View full screen - View 1 of Lot 123. James Sherwood Westmacott .

James Sherwood Westmacott

The Penitent Magdalene

Auction Closed

March 22, 07:15 PM GMT

Estimate

6,000 - 8,000 EUR

Lot Details

Description

James Sherwood Westmacott 

London 1823 - 1900

The Penitent Magdalene


signed and dated: J. S. WESTMACOTT. / ROMA 1849

white marble

49 by 58cm., 19¼ by 22¾in.

Christie's London, 14 May 1987, lot 219
London, Royal Academy of Arts, 1850, no. 1349
A. Graves, The Royal Academy of Arts: A Complete Dictionary of Contributors, vol. 7, London 1906, p. 235;
I. Roscoe, E. Hardy and M. G. Sullivan, A Biographical Dictionary of Sculptors in Britain, 1660-1851, London, 2009, pp. 1351 and 1354, no. 78

This moving statue of the recumbent Magdalene was executed by Westmacott whilst he was living in Rome in 1849. Naked from the waist down, with trailing tresses of hair, Westmacott's Magdalene references Antonio Canova's versions of the subject, his 1809 Repentant Magdalene (Hermitage Museum, St Petersburg) and his 1819-1822 Recumbent Magdalene (private collection; exhibited Christie's London, July 2022). 


James Sherwood Westmacott was born into the famous British sculpture dynasty in 1823, training first in Edinburgh, then in Neuwied and finally at the Dresden Academy, where he was awarded a medal for his Victory (1845). He went on to execute statues for the House of Lords, although he focused later in life on ideal works. According to Sullivan, 'Westmacott gave two addresses in the Royal Academy catalogue [of 1849], Lauriston Cottage, Whetstone... and Rome. He signed some of his works from the Eternal City: the Canova-esque Penitent Magdalene and the statue of Geoffrey de Mandeville. His stay in Rome cannot have been a long one, however, for the following year he was back in London' (op. cit., p. 1351).

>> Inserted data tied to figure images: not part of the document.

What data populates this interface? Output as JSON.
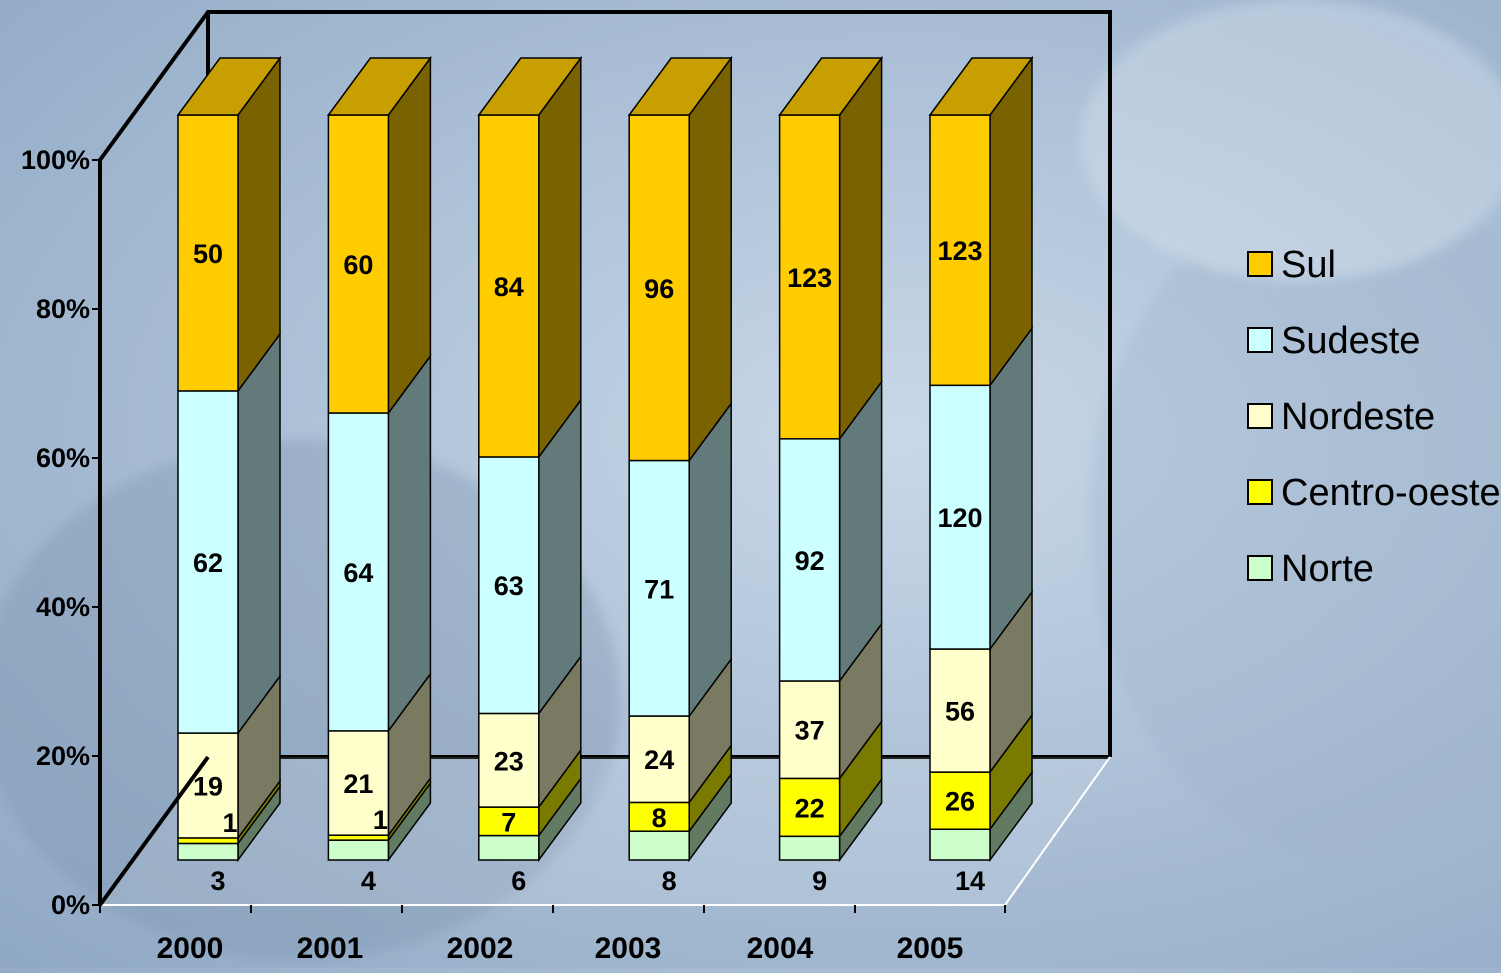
{
  "chart_data": {
    "type": "bar",
    "stacked": "percent",
    "categories": [
      "2000",
      "2001",
      "2002",
      "2003",
      "2004",
      "2005"
    ],
    "series": [
      {
        "name": "Norte",
        "values": [
          3,
          4,
          6,
          8,
          9,
          14
        ],
        "color": "#ccffcc"
      },
      {
        "name": "Centro-oeste",
        "values": [
          1,
          1,
          7,
          8,
          22,
          26
        ],
        "color": "#ffff00"
      },
      {
        "name": "Nordeste",
        "values": [
          19,
          21,
          23,
          24,
          37,
          56
        ],
        "color": "#ffffcc"
      },
      {
        "name": "Sudeste",
        "values": [
          62,
          64,
          63,
          71,
          92,
          120
        ],
        "color": "#ccffff"
      },
      {
        "name": "Sul",
        "values": [
          50,
          60,
          84,
          96,
          123,
          123
        ],
        "color": "#ffcc00"
      }
    ],
    "ylim": [
      0,
      100
    ],
    "y_ticks": [
      "0%",
      "20%",
      "40%",
      "60%",
      "80%",
      "100%"
    ],
    "legend_position": "right",
    "title": "",
    "xlabel": "",
    "ylabel": ""
  }
}
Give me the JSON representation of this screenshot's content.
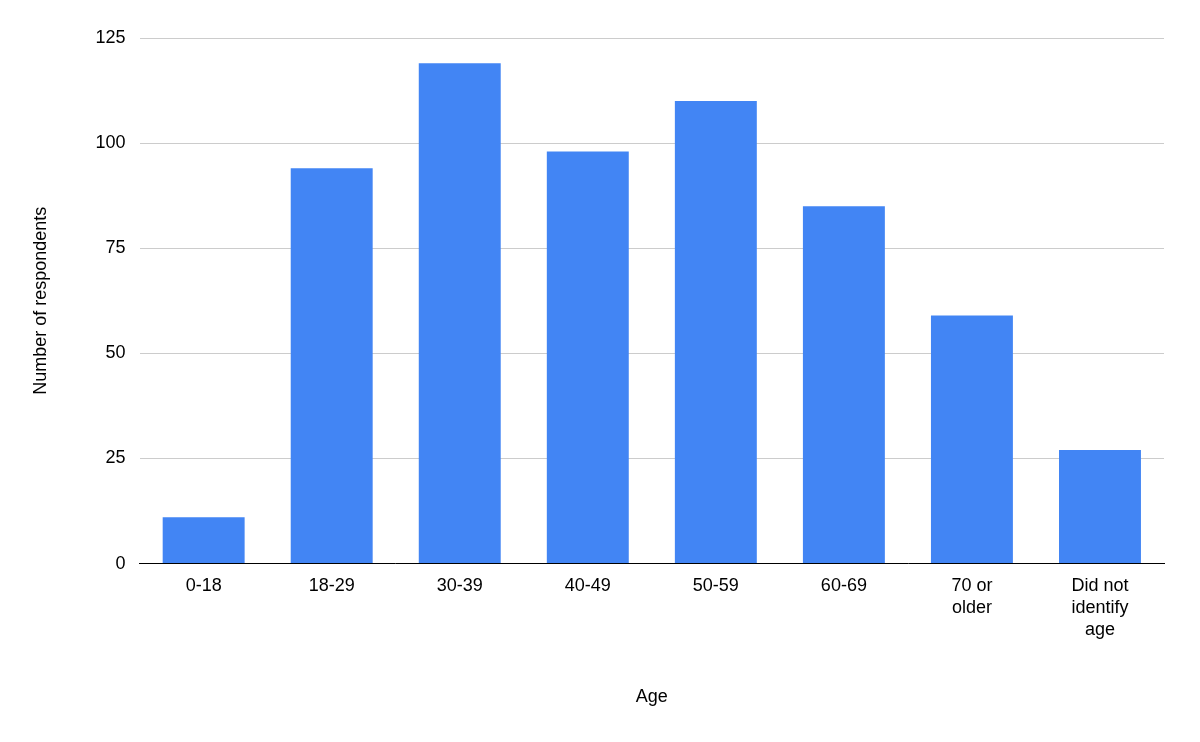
{
  "chart_data": {
    "type": "bar",
    "x_label": "Age",
    "y_label": "Number of respondents",
    "categories": [
      "0-18",
      "18-29",
      "30-39",
      "40-49",
      "50-59",
      "60-69",
      "70 or older",
      "Did not identify age"
    ],
    "values": [
      11,
      94,
      119,
      98,
      110,
      85,
      59,
      27
    ],
    "color": "#4285f4",
    "ylim": [
      0,
      125
    ],
    "yticks": [
      0,
      25,
      50,
      75,
      100,
      125
    ],
    "grid": true
  }
}
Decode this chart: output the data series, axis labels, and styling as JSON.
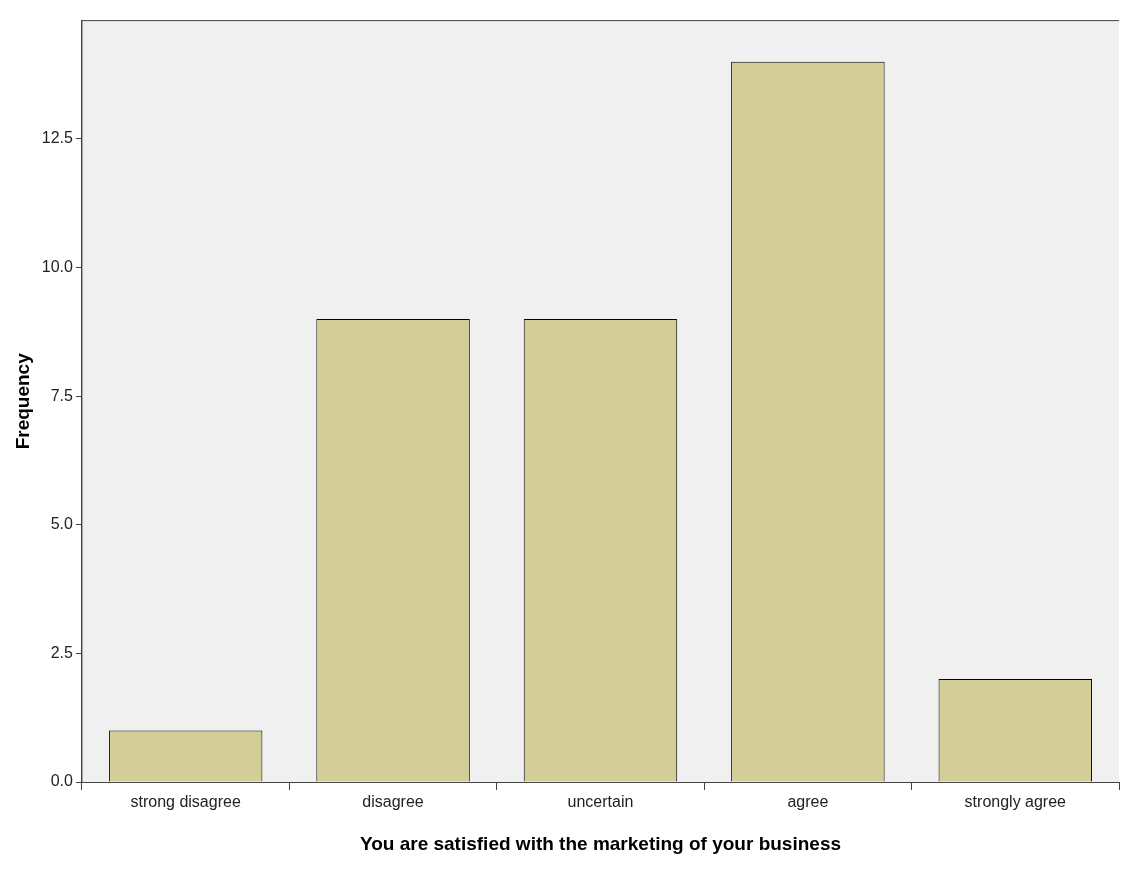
{
  "chart_data": {
    "type": "bar",
    "xlabel": "You are satisfied with the marketing of your business",
    "ylabel": "Frequency",
    "categories": [
      "strong disagree",
      "disagree",
      "uncertain",
      "agree",
      "strongly agree"
    ],
    "values": [
      1,
      9,
      9,
      14,
      2
    ],
    "color": "#d3ce97",
    "ylim": [
      0,
      14.8
    ],
    "yticks": [
      {
        "value": 0,
        "label": "0.0"
      },
      {
        "value": 2.5,
        "label": "2.5"
      },
      {
        "value": 5,
        "label": "5.0"
      },
      {
        "value": 7.5,
        "label": "7.5"
      },
      {
        "value": 10,
        "label": "10.0"
      },
      {
        "value": 12.5,
        "label": "12.5"
      }
    ],
    "grid": false,
    "legend": false
  }
}
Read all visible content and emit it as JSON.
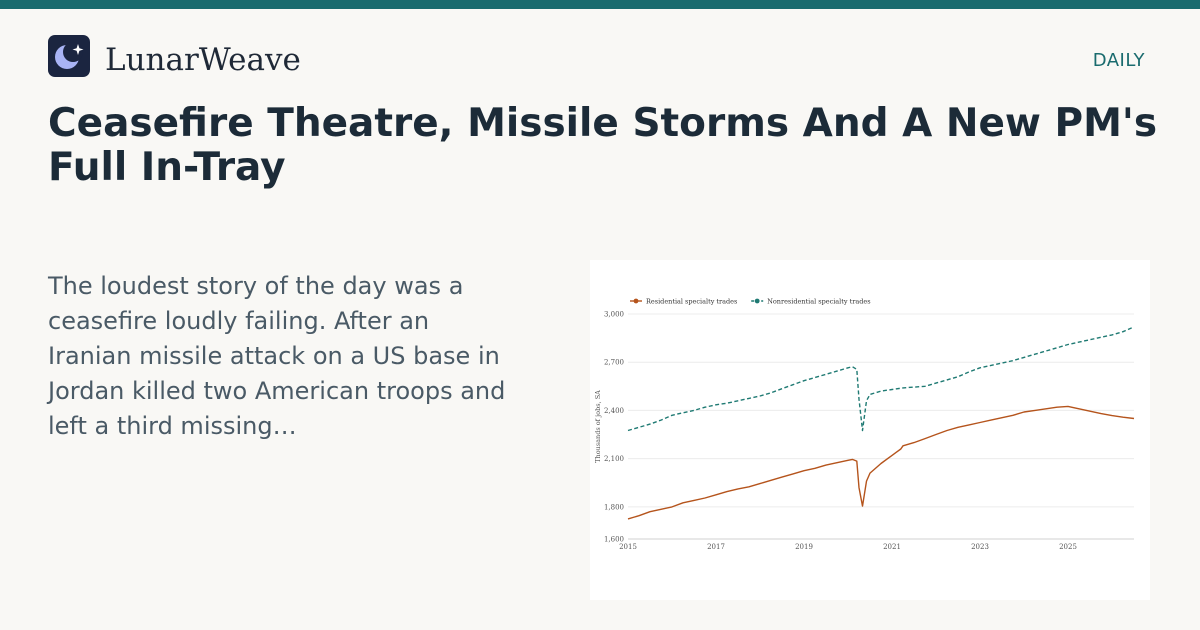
{
  "header": {
    "brand": "LunarWeave",
    "logo_icon": "crescent-moon-star-icon",
    "section": "DAILY",
    "accent_color": "#1a6b6e"
  },
  "article": {
    "headline": "Ceasefire Theatre, Missile Storms And A New PM's Full In-Tray",
    "summary": "The loudest story of the day was a ceasefire loudly failing. After an Iranian missile attack on a US base in Jordan killed two American troops and left a third missing…"
  },
  "chart_data": {
    "type": "line",
    "title": "",
    "xlabel": "",
    "ylabel": "Thousands of jobs, SA",
    "xlim": [
      2015,
      2026.5
    ],
    "ylim": [
      1600,
      3000
    ],
    "x_ticks": [
      2015,
      2017,
      2019,
      2021,
      2023,
      2025
    ],
    "y_ticks": [
      1600,
      1800,
      2100,
      2400,
      2700,
      3000
    ],
    "y_tick_labels": [
      "1,600",
      "1,800",
      "2,100",
      "2,400",
      "2,700",
      "3,000"
    ],
    "grid": "horizontal",
    "legend_position": "top-left",
    "series": [
      {
        "name": "Residential specialty trades",
        "color": "#b5541c",
        "dash": "solid",
        "points": [
          [
            2015.0,
            1725
          ],
          [
            2015.25,
            1745
          ],
          [
            2015.5,
            1770
          ],
          [
            2015.75,
            1785
          ],
          [
            2016.0,
            1800
          ],
          [
            2016.25,
            1825
          ],
          [
            2016.5,
            1840
          ],
          [
            2016.75,
            1855
          ],
          [
            2017.0,
            1875
          ],
          [
            2017.25,
            1895
          ],
          [
            2017.5,
            1912
          ],
          [
            2017.75,
            1925
          ],
          [
            2018.0,
            1945
          ],
          [
            2018.25,
            1965
          ],
          [
            2018.5,
            1985
          ],
          [
            2018.75,
            2005
          ],
          [
            2019.0,
            2025
          ],
          [
            2019.25,
            2040
          ],
          [
            2019.5,
            2060
          ],
          [
            2019.75,
            2075
          ],
          [
            2020.0,
            2090
          ],
          [
            2020.1,
            2095
          ],
          [
            2020.2,
            2085
          ],
          [
            2020.25,
            1920
          ],
          [
            2020.33,
            1805
          ],
          [
            2020.42,
            1960
          ],
          [
            2020.5,
            2010
          ],
          [
            2020.75,
            2070
          ],
          [
            2021.0,
            2120
          ],
          [
            2021.1,
            2140
          ],
          [
            2021.2,
            2160
          ],
          [
            2021.25,
            2180
          ],
          [
            2021.5,
            2200
          ],
          [
            2021.75,
            2225
          ],
          [
            2022.0,
            2250
          ],
          [
            2022.25,
            2275
          ],
          [
            2022.5,
            2295
          ],
          [
            2022.75,
            2310
          ],
          [
            2023.0,
            2325
          ],
          [
            2023.25,
            2340
          ],
          [
            2023.5,
            2355
          ],
          [
            2023.75,
            2370
          ],
          [
            2024.0,
            2390
          ],
          [
            2024.25,
            2400
          ],
          [
            2024.5,
            2410
          ],
          [
            2024.75,
            2420
          ],
          [
            2025.0,
            2425
          ],
          [
            2025.25,
            2410
          ],
          [
            2025.5,
            2395
          ],
          [
            2025.75,
            2380
          ],
          [
            2026.0,
            2368
          ],
          [
            2026.25,
            2358
          ],
          [
            2026.5,
            2350
          ]
        ]
      },
      {
        "name": "Nonresidential specialty trades",
        "color": "#1f7a73",
        "dash": "dashed",
        "points": [
          [
            2015.0,
            2275
          ],
          [
            2015.25,
            2295
          ],
          [
            2015.5,
            2315
          ],
          [
            2015.75,
            2340
          ],
          [
            2016.0,
            2370
          ],
          [
            2016.25,
            2385
          ],
          [
            2016.5,
            2400
          ],
          [
            2016.75,
            2420
          ],
          [
            2017.0,
            2435
          ],
          [
            2017.25,
            2445
          ],
          [
            2017.5,
            2460
          ],
          [
            2017.75,
            2475
          ],
          [
            2018.0,
            2490
          ],
          [
            2018.25,
            2510
          ],
          [
            2018.5,
            2535
          ],
          [
            2018.75,
            2560
          ],
          [
            2019.0,
            2585
          ],
          [
            2019.25,
            2605
          ],
          [
            2019.5,
            2625
          ],
          [
            2019.75,
            2645
          ],
          [
            2020.0,
            2665
          ],
          [
            2020.1,
            2672
          ],
          [
            2020.2,
            2655
          ],
          [
            2020.25,
            2470
          ],
          [
            2020.33,
            2275
          ],
          [
            2020.42,
            2460
          ],
          [
            2020.5,
            2500
          ],
          [
            2020.75,
            2520
          ],
          [
            2021.0,
            2530
          ],
          [
            2021.25,
            2540
          ],
          [
            2021.5,
            2545
          ],
          [
            2021.75,
            2550
          ],
          [
            2022.0,
            2570
          ],
          [
            2022.25,
            2590
          ],
          [
            2022.5,
            2610
          ],
          [
            2022.75,
            2640
          ],
          [
            2023.0,
            2665
          ],
          [
            2023.25,
            2680
          ],
          [
            2023.5,
            2695
          ],
          [
            2023.75,
            2710
          ],
          [
            2024.0,
            2730
          ],
          [
            2024.25,
            2750
          ],
          [
            2024.5,
            2770
          ],
          [
            2024.75,
            2790
          ],
          [
            2025.0,
            2810
          ],
          [
            2025.25,
            2825
          ],
          [
            2025.5,
            2840
          ],
          [
            2025.75,
            2855
          ],
          [
            2026.0,
            2870
          ],
          [
            2026.25,
            2890
          ],
          [
            2026.5,
            2920
          ]
        ]
      }
    ]
  }
}
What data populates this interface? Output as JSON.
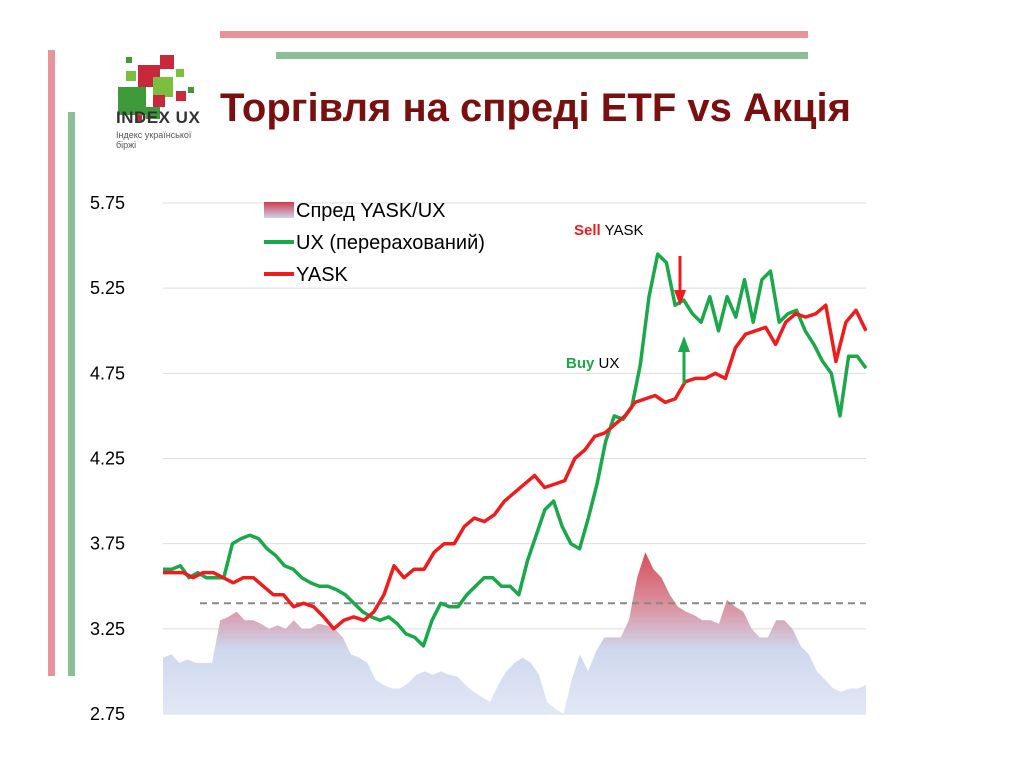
{
  "header": {
    "title": "Торгівля на спреді ETF vs Акція",
    "logo_title": "INDEX UX",
    "logo_subtitle": "Індекс української біржі"
  },
  "colors": {
    "yask": "#ee1c1c",
    "ux": "#1aa84a",
    "spread_fill": "#c9d3ec",
    "spread_hot": "#d23a4a",
    "dashed_line": "#888888",
    "title": "#7a0f0f"
  },
  "chart_data": {
    "type": "line",
    "ylim": [
      2.75,
      5.75
    ],
    "yticks": [
      "5.75",
      "5.25",
      "4.75",
      "4.25",
      "3.75",
      "3.25",
      "2.75"
    ],
    "grid": true,
    "legend_placement": "top-left",
    "reference_level": 3.4,
    "series": [
      {
        "name": "Спред YASK/UX",
        "style": "area",
        "values": [
          3.08,
          3.1,
          3.05,
          3.07,
          3.05,
          3.05,
          3.05,
          3.3,
          3.32,
          3.35,
          3.3,
          3.3,
          3.28,
          3.25,
          3.27,
          3.25,
          3.3,
          3.25,
          3.25,
          3.28,
          3.27,
          3.25,
          3.2,
          3.1,
          3.08,
          3.05,
          2.95,
          2.92,
          2.9,
          2.9,
          2.93,
          2.98,
          3.0,
          2.98,
          3.0,
          2.98,
          2.97,
          2.92,
          2.88,
          2.85,
          2.82,
          2.92,
          3.0,
          3.05,
          3.08,
          3.05,
          2.98,
          2.82,
          2.78,
          2.75,
          2.95,
          3.1,
          3.0,
          3.12,
          3.2,
          3.2,
          3.2,
          3.3,
          3.55,
          3.7,
          3.6,
          3.55,
          3.45,
          3.38,
          3.35,
          3.33,
          3.3,
          3.3,
          3.28,
          3.42,
          3.38,
          3.35,
          3.25,
          3.2,
          3.2,
          3.3,
          3.3,
          3.25,
          3.15,
          3.1,
          3.0,
          2.95,
          2.9,
          2.88,
          2.9,
          2.9,
          2.92
        ]
      },
      {
        "name": "UX (перерахований)",
        "style": "line",
        "values": [
          3.6,
          3.6,
          3.62,
          3.55,
          3.58,
          3.55,
          3.55,
          3.55,
          3.75,
          3.78,
          3.8,
          3.78,
          3.72,
          3.68,
          3.62,
          3.6,
          3.55,
          3.52,
          3.5,
          3.5,
          3.48,
          3.45,
          3.4,
          3.35,
          3.32,
          3.3,
          3.32,
          3.28,
          3.22,
          3.2,
          3.15,
          3.3,
          3.4,
          3.38,
          3.38,
          3.45,
          3.5,
          3.55,
          3.55,
          3.5,
          3.5,
          3.45,
          3.65,
          3.8,
          3.95,
          4.0,
          3.85,
          3.75,
          3.72,
          3.9,
          4.1,
          4.35,
          4.5,
          4.48,
          4.55,
          4.8,
          5.2,
          5.45,
          5.4,
          5.15,
          5.18,
          5.1,
          5.05,
          5.2,
          5.0,
          5.2,
          5.08,
          5.3,
          5.05,
          5.3,
          5.35,
          5.05,
          5.1,
          5.12,
          5.0,
          4.92,
          4.82,
          4.75,
          4.5,
          4.85,
          4.85,
          4.78
        ]
      },
      {
        "name": "YASK",
        "style": "line",
        "values": [
          3.58,
          3.58,
          3.58,
          3.55,
          3.58,
          3.58,
          3.55,
          3.52,
          3.55,
          3.55,
          3.5,
          3.45,
          3.45,
          3.38,
          3.4,
          3.38,
          3.32,
          3.25,
          3.3,
          3.32,
          3.3,
          3.35,
          3.45,
          3.62,
          3.55,
          3.6,
          3.6,
          3.7,
          3.75,
          3.75,
          3.85,
          3.9,
          3.88,
          3.92,
          4.0,
          4.05,
          4.1,
          4.15,
          4.08,
          4.1,
          4.12,
          4.25,
          4.3,
          4.38,
          4.4,
          4.45,
          4.5,
          4.58,
          4.6,
          4.62,
          4.58,
          4.6,
          4.7,
          4.72,
          4.72,
          4.75,
          4.72,
          4.9,
          4.98,
          5.0,
          5.02,
          4.92,
          5.05,
          5.1,
          5.08,
          5.1,
          5.15,
          4.82,
          5.05,
          5.12,
          5.0
        ]
      }
    ],
    "annotations": [
      {
        "bold": "Sell",
        "text": "YASK",
        "bold_color": "#ee1c1c",
        "arrow": "down",
        "arrow_color": "#ee1c1c"
      },
      {
        "bold": "Buy",
        "text": "UX",
        "bold_color": "#1aa84a",
        "arrow": "up",
        "arrow_color": "#1aa84a"
      }
    ]
  }
}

As well as Canova, Westmacott's Magdalene reflects the influence of his uncle Sir Richard Westmacott (1755-1856), one of the most celebrated Neoclassical British sculptors, who executed the monumental bronzes Achilles for the Wellington Monument (Hyde Park, 1822). The younger Westmacott would almost certainly have been introduced to the leading British sculptor active in Rome at the time of his visit, John Gibson (1790-1866). The present Magdalene's restrained classicism undoubtedly speaks the same visual language as Gibson's own late Neoclassical statuary, which stood in contrast to then flourishing Romantic movement in Italian sculpture at the time. Compare, for example, Gibson's 1838 Narcissus (Royal Academy of Arts, London) which shows a strong debt to both Canova and Thorvaldsen. A further Neoclassical comparable is found in François-Joseph Bosio's Salmacis (1822), musée du Louvre, Paris (inv. no. LP 1307), itself inspired by a model of a nymph from the Borghese collection (which is today also held in the Louvre, inv. no. MR 309).


The present marble, which is dated 1849, appears to be unique and is almost certainly the same Magdalene exhibited by Westmacott at the Royal Academy in 1850.